Behind her, the wood murmured with birdsound. The morning was warm and they had talked enough. Two magpies played at the wood’s edge, chuckling to each other. One took off from the shadows into the sun out across the pastures below them, and then its mate followed, their flight swift and direct, as if each second of life was precious and not one should be wasted.
With a laugh and a tumble, Stonecrop was suddenly gone, back to the tunnel, ‘because it’s time I found more to eat and you two found yourselves a burrow. I’ll remember not to tell anymole, Cairn; you don’t want gossip!’
Rebecca ran after him, rough-tumbling her farewell to him and feeling suddenly his solid strength. Cairn had a lightness of spirit and a grace that Stonecrop lacked, and yet she felt, as she pushed at Stonecrop and she seemed to make no impression on him, that there was only one other mole who had felt so solid and strong, and that was Mandrake, but his strength was corrupted while Stonecrop’s was pure.
Stonecrop turned and looked down at her. His gaze was very direct. ‘Take care of him, Rebecca, because I love him,’ he said simply, his voice strong as roots.
Cairn watched them both, wanting and yet not wanting his brother to go. Rebecca turned back to him away from Stonecrop, whose sudden sombre solidity had frightened her just a little, and made her want to run even more with the lightness of Cairn, which seemed to match the day so well.
They mock-fought and play-scratched their way to the wood, twisting and turning their snouts into each other, fur mingling with fur; now Rebecca leading, and now Cairn. She loved the way his shoulder bore down on hers because he was so powerful and big, and she loved the lightness of his spirit mingling with the powerful desire that lay behind the stronger and stronger way he touched her and pushed against her.
They ran from the warmth of the middle of the day to the warmth of her tunnel, down and then along into the buried darkness of its burrow.

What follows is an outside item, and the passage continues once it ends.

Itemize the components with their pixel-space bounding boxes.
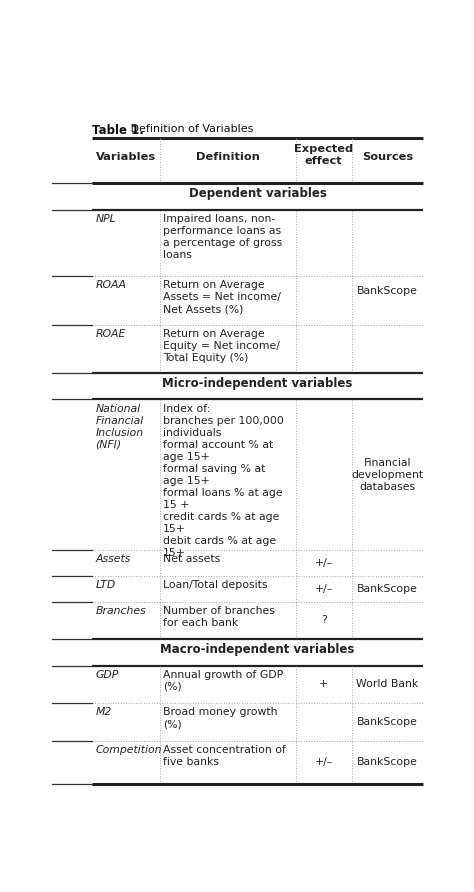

He snouted her deliciously so that she sighed and gasped and cried out with pleasure, while his breathing became heavier and he moaned into her and his talons rough-scratched her back as she surrendered to his pulling of her this way and that and he gave himself to her rounder, deeper warmth and softer caresses.
Where she had been tensely expectant with Rune, she was gently relaxed with Cairn. First one flank was hard against hers, then another, then his paws and talons up her back and his belly sliding over her fur, higher and bigger and his scent all around her and his talons softly into her shoulders and neck and his snout down towards hers from above, but most of all his flanks behind, over and between; as his paws possessed her in front his flanks possessed her from behind, and they were both together, his talons her exquisite pain, his breathing her sighs, his fur her fur, her warmth his heat, her softness his joy, her depths his light, his power her power, and their power her light.
‘Rebecca, Rebecca,’ whispered Cairn, her body as big and warm to him as a home burrow, his body as strong and safe to her as a whole system. Their words of love like no other words either had spoken before, each one a sigh of happiness. Two innocent moles in the darkness of a burrow, whose mating is the joy in the colour of a wild flower, or the changing light of sun on dappled water.
‘Rebecca, Rebecca,’ sighed Cairn.
‘Cairn, oh, Cairn,’ she echoed in reply as they shifted caressingly into each other’s paws and fur and their bodies were full of the content of satisfied surrender.
Evil. It snouts out good as a stinking hellebore finds out the sun in the very darkest part of the wood where it grows.
Evil. It hides in the shadows near which innocents play in the light, taking a thousand forms, some as hideous as disease and most as subtle as snakes.
Evil. No better name for Rune, who could sniff out the scent of goodness and convert it to the stench of corrupted innocence.
Rune. He snouted out with dark knowledge that somewhere, away in the Westside, there was something pure and good to get his bleak talons into, something to do with Rebecca, who had left Barrow Vale before he came back from Hulver’s tunnels and who had not returned to her own tunnels, according to the henchmole he had sent there to see. So Rune set off for the Westside.
How did he know? Who can say why shadows pass their way? Except that a mole like Rune can always stick out a talon and find trouble—for a mole like him is trouble.
So secretly and like a shadow Rune left Barrow Vale and set off for the Westside, snout poking into tunnel after tunnel and burrow after burrow, not knowing exactly what he sought but knowing he would find it.